John Taylor, "The Resurrection," Deseret Weekly, 38, no. 1 (December 29, 1888): 21
I think these two quotations from such reliable authority fully solve the question as to the relationship existing between Father Adam and the Savior of the world, and prove beyond question the power that Adam possessed in regard to taking his body again after laying it down—which power he never could have attained unless he had received first a resurrection from the grave to a condition of immortality. We further say that this power was not forfeited when as a celestial being he voluntarily partook of the forbidden fruit, and thereby rendered his body mortal in order that he might become the father of mortal tabernacles, as he was already the father of immortal spirits—this giving opportunity to the offspring of his own begetting to pass through the ordeals necessary to prepare them for a resurrection from the dead, a celestial glory.
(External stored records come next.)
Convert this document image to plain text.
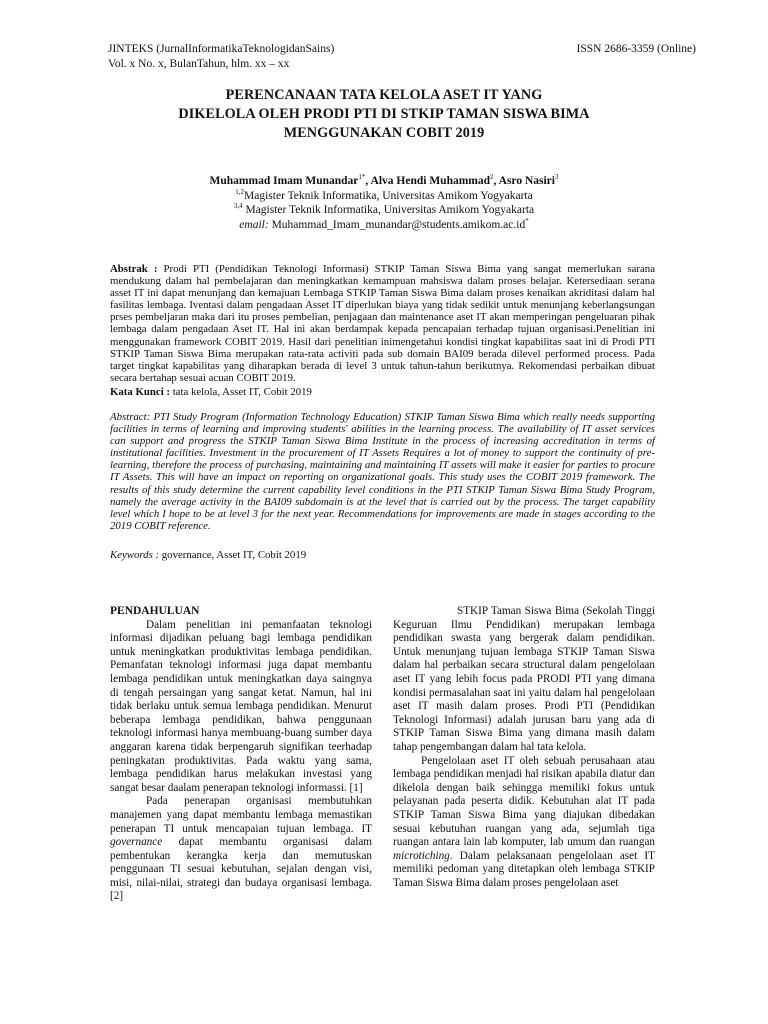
JINTEKS (JurnalInformatikaTeknologidanSains)
Vol. x No. x, BulanTahun, hlm. xx – xx
ISSN 2686-3359 (Online)
PERENCANAAN TATA KELOLA ASET IT YANG
DIKELOLA OLEH PRODI PTI DI STKIP TAMAN SISWA BIMA
MENGGUNAKAN COBIT 2019
Muhammad Imam Munandar$^{1*}$, Alva Hendi Muhammad$^2$, Asro Nasiri$^3$
$^{1,2}$Magister Teknik Informatika, Universitas Amikom Yogyakarta
$^{3,4}$ Magister Teknik Informatika, Universitas Amikom Yogyakarta
email: Muhammad_Imam_munandar@students.amikom.ac.id*
Abstrak : Prodi PTI (Pendidikan Teknologi Informasi) STKIP Taman Siswa Bima yang sangat memerlukan sarana mendukung dalam hal pembelajaran dan meningkatkan kemampuan mahsiswa dalam proses belajar. Ketersediaan serana asset IT ini dapat menunjang dan kemajuan Lembaga STKIP Taman Siswa Bima dalam proses kenaikan akriditasi dalam hal fasilitas lembaga. Iventasi dalam pengadaan Asset IT diperlukan biaya yang tidak sedikit untuk menunjang keberlangsungan prses pembeljaran maka dari itu proses pembelian, penjagaan dan maintenance aset IT akan memperingan pengeluaran pihak lembaga dalam pengadaan Aset IT. Hal ini akan berdampak kepada pencapaian terhadap tujuan organisasi.Penelitian ini menggunakan framework COBIT 2019. Hasil dari penelitian inimengetahui kondisi tingkat kapabilitas saat ini di Prodi PTI STKIP Taman Siswa Bima merupakan rata-rata activiti pada sub domain BAI09 berada dilevel performed process. Pada target tingkat kapabilitas yang diharapkan berada di level 3 untuk tahun-tahun berikutnya. Rekomendasi perbaikan dibuat secara bertahap sesuai acuan COBIT 2019.
Kata Kunci : tata kelola, Asset IT, Cobit 2019
Abstract: PTI Study Program (Information Technology Education) STKIP Taman Siswa Bima which really needs supporting facilities in terms of learning and improving students' abilities in the learning process. The availability of IT asset services can support and progress the STKIP Taman Siswa Bima Institute in the process of increasing accreditation in terms of institutional facilities. Investment in the procurement of IT Assets Requires a lot of money to support the continuity of pre-learning, therefore the process of purchasing, maintaining and maintaining IT assets will make it easier for parties to procure IT Assets. This will have an impact on reporting on organizational goals. This study uses the COBIT 2019 framework. The results of this study determine the current capability level conditions in the PTI STKIP Taman Siswa Bima Study Program, namely the average activity in the BAI09 subdomain is at the level that is carried out by the process. The target capability level which I hope to be at level 3 for the next year. Recommendations for improvements are made in stages according to the 2019 COBIT reference.
Keywords : governance, Asset IT, Cobit 2019
PENDAHULUAN

Dalam penelitian ini pemanfaatan teknologi informasi dijadikan peluang bagi lembaga pendidikan untuk meningkatkan produktivitas lembaga pendidikan. Pemanfatan teknologi informasi juga dapat membantu lembaga pendidikan untuk meningkatkan daya saingnya di tengah persaingan yang sangat ketat. Namun, hal ini tidak berlaku untuk semua lembaga pendidikan. Menurut beberapa lembaga pendidikan, bahwa penggunaan teknologi informasi hanya membuang-buang sumber daya anggaran karena tidak berpengaruh signifikan teerhadap peningkatan produktivitas. Pada waktu yang sama, lembaga pendidikan harus melakukan investasi yang sangat besar daalam penerapan teknologi informassi. [1]

Pada penerapan organisasi membutuhkan manajemen yang dapat membantu lembaga memastikan penerapan TI untuk mencapaian tujuan lembaga. IT governance dapat membantu organisasi dalam pembentukan kerangka kerja dan memutuskan penggunaan TI sesuai kebutuhan, sejalan dengan visi, misi, nilai-nilai, strategi dan budaya organisasi lembaga. [2]

STKIP Taman Siswa Bima (Sekolah Tinggi Keguruan Ilmu Pendidikan) merupakan lembaga pendidikan swasta yang bergerak dalam pendidikan. Untuk menunjang tujuan lembaga STKIP Taman Siswa dalam hal perbaikan secara structural dalam pengelolaan aset IT yang lebih focus pada PRODI PTI yang dimana kondisi permasalahan saat ini yaitu dalam hal pengelolaan aset IT masih dalam proses. Prodi PTI (Pendidikan Teknologi Informasi) adalah jurusan baru yang ada di STKIP Taman Siswa Bima yang dimana masih dalam tahap pengembangan dalam hal tata kelola.

Pengelolaan aset IT oleh sebuah perusahaan atau lembaga pendidikan menjadi hal risikan apabila diatur dan dikelola dengan baik sehingga memiliki fokus untuk pelayanan pada peserta didik. Kebutuhan alat IT pada STKIP Taman Siswa Bima yang diajukan dibedakan sesuai kebutuhan ruangan yang ada, sejumlah tiga ruangan antara lain lab komputer, lab umum dan ruangan microtiching. Dalam pelaksanaan pengelolaan aset IT memiliki pedoman yang ditetapkan oleh lembaga STKIP Taman Siswa Bima dalam proses pengelolaan aset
All that Father Adam did upon this earth, from the time that he took up his abode in the Garden of Eden, was done for his posterity's sake and the success of his former mission as the savior of a world, and afterwards, or now, as the father of a world, only added to the glory which he already possessed. If, as the savior of a world, he had the power to lay down his life and take it up again, therefore, as the father of a world which is altogether an advanced condition, we successfully conclude that the grave was powerless to hold him after that mission was completed. all those who have now for the first time taken upon themselves mortality, must wait for their resurrection through Him who along possesses the power to bring it to pass. It is these, and these only, whose resurrection we here wish to consider. But we will not resume the consideration of the question, viz., the times when the resurrection did and will take place.